Math 784 — Spring 2001 Recursion Theory
Instructor: | Richard Shore |
Time: | TR 10:10–11:25 |
Room: | MT 203 |
Math 784 will be a first course in the theory of computability. We will assume some background in logic. Math 681 or Computer Science 682 should be more than sufficient. This term we will concentrate on the recursively (computably) enumerable sets and degrees. The text will be Recursively Enumerable Sets and Degrees by R. I. Soare (Springer-Verlag).
We will begin with a brief discussion of the basic properties of a reasonable model of computability: universal machines, the enumeration, s-m-n and recursion theorems, r.e. (effectively or computably enumerable) sets and the halting problem (one week). Next will come the notions of relative computability, the Turing jump operator and the arithmetical hierarchy (two weeks).

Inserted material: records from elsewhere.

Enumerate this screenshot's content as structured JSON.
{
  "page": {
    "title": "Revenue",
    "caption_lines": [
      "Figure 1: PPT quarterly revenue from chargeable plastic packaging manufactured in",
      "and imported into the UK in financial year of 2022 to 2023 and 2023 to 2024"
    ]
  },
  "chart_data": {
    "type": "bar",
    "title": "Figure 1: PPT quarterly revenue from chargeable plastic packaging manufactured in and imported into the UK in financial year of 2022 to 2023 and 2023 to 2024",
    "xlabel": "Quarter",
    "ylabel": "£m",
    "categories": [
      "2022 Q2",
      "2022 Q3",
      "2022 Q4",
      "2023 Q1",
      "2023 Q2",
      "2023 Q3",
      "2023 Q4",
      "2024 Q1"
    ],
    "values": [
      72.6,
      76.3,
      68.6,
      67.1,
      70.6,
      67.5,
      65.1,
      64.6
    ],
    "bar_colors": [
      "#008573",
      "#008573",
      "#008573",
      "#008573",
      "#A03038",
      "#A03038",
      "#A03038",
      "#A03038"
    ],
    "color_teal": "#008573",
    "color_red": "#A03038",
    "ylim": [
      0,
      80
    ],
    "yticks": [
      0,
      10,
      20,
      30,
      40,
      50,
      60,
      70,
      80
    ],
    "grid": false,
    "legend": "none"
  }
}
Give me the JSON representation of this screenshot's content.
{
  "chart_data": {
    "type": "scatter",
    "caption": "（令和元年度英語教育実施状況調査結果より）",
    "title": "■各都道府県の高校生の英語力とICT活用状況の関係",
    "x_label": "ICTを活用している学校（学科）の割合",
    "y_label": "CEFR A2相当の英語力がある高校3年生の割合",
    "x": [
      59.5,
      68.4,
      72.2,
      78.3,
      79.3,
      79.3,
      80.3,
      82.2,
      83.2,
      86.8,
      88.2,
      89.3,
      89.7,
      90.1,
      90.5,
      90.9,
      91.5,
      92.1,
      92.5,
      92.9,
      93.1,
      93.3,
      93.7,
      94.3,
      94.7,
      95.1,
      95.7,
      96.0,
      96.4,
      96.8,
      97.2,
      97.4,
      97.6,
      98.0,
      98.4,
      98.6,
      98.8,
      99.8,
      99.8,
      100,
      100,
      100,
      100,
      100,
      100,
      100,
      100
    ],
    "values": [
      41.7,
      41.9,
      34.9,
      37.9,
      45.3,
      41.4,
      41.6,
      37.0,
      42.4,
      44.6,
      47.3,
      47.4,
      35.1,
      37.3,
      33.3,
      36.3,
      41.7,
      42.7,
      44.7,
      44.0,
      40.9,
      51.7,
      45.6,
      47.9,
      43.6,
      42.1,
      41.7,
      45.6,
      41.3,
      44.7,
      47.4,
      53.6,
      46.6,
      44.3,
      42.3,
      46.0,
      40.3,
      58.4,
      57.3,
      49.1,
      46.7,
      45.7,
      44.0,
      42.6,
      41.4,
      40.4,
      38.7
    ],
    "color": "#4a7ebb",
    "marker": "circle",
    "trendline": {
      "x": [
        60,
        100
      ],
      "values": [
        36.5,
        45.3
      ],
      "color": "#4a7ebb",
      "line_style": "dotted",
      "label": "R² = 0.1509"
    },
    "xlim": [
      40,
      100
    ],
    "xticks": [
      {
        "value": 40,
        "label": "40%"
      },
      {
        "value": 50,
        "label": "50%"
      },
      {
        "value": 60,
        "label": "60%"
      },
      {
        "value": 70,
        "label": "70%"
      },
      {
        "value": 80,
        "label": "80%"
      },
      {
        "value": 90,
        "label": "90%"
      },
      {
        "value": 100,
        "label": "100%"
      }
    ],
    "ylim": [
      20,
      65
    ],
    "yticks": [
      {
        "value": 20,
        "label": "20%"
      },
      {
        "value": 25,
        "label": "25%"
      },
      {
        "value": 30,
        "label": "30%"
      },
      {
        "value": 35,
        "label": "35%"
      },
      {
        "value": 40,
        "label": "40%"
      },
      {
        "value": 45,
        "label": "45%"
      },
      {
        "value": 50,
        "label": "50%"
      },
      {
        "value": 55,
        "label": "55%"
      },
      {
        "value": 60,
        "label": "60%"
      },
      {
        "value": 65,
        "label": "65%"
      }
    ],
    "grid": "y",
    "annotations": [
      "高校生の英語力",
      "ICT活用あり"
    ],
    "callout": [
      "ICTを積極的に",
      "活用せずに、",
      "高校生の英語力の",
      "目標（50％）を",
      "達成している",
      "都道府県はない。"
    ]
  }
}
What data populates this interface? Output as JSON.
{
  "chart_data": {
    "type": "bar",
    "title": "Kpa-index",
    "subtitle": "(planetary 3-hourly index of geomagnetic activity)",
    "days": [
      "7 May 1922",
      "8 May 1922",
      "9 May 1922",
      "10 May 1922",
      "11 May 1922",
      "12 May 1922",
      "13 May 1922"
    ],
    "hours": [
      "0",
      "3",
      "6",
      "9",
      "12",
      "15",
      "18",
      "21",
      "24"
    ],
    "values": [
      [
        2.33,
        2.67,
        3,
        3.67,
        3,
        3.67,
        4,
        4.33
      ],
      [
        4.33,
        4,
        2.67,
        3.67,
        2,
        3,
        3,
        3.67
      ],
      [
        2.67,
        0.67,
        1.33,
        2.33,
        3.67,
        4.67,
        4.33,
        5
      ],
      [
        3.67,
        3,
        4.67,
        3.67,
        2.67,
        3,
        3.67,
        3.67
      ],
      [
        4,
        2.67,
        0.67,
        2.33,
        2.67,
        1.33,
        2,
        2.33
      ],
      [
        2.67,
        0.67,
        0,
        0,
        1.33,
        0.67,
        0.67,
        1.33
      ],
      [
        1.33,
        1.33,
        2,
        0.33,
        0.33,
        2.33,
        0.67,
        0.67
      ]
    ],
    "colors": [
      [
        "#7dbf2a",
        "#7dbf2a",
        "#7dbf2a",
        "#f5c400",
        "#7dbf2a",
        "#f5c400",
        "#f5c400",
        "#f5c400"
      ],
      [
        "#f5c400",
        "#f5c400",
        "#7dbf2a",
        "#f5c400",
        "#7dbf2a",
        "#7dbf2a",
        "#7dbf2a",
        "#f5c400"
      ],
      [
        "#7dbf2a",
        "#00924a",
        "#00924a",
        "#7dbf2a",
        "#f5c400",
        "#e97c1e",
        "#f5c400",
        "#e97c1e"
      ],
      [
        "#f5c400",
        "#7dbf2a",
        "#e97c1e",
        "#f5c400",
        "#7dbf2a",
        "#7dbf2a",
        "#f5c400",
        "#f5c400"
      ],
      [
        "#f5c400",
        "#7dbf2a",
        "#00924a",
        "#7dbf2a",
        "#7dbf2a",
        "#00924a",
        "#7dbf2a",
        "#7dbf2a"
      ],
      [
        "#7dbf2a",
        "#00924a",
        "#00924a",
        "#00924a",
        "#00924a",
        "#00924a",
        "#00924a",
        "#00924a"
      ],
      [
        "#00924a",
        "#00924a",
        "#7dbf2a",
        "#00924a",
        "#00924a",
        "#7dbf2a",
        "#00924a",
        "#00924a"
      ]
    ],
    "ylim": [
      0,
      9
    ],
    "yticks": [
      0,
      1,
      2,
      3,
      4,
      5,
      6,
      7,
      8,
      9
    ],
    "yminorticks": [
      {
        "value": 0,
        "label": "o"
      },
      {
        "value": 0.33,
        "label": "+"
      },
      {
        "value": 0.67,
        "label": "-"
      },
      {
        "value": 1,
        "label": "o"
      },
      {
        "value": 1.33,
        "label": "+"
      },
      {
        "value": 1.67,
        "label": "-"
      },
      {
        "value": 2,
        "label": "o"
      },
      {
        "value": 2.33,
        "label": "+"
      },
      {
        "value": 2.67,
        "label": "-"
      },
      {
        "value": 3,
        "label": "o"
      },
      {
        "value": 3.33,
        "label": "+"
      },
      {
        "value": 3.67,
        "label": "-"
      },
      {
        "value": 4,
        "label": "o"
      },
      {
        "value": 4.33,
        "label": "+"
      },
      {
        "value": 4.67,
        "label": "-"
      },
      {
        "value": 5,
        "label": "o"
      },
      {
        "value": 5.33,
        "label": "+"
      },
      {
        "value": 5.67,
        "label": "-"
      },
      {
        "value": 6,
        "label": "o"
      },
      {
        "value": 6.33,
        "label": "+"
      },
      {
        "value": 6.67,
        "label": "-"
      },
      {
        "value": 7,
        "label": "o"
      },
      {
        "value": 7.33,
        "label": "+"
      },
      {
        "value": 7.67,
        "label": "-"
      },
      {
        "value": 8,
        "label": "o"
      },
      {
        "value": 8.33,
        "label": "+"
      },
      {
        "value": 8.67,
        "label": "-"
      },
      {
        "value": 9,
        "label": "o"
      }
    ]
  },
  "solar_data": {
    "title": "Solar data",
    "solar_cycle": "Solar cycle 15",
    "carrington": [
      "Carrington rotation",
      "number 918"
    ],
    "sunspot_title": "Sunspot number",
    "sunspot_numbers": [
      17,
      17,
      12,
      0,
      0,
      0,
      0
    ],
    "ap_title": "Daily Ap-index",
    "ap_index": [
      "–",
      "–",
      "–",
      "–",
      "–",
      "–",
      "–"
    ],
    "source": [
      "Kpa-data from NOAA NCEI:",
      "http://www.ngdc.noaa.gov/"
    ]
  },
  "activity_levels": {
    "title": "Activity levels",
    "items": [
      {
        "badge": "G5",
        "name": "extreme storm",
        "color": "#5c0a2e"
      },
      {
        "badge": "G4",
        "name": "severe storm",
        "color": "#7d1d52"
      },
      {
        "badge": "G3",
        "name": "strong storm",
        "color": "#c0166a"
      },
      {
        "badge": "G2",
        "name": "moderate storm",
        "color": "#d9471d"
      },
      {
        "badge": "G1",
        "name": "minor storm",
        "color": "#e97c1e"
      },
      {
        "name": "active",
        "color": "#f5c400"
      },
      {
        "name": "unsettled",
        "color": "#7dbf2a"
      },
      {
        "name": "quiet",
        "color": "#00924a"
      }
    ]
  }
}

There will be some development of construction procedures for non-r.e. sets including the Kleene-Post finite extension method (really Cohen forcing in arithmetic) and perhaps minimal degree constrictions by forcing with trees (perfect set forcing). The heart of the course, however, will be the development of various kinds of priority arguments for the construction of r.e. sets including finite and infinite injury as well as tree arguments. We will use these methods to analyze the structure of the (Turing) degrees of r.e. sets and something of their set theoretic structure as well. Connections between degree theoretic and other properties such as types of approximations, rates of growth and complexity of definition will be considered.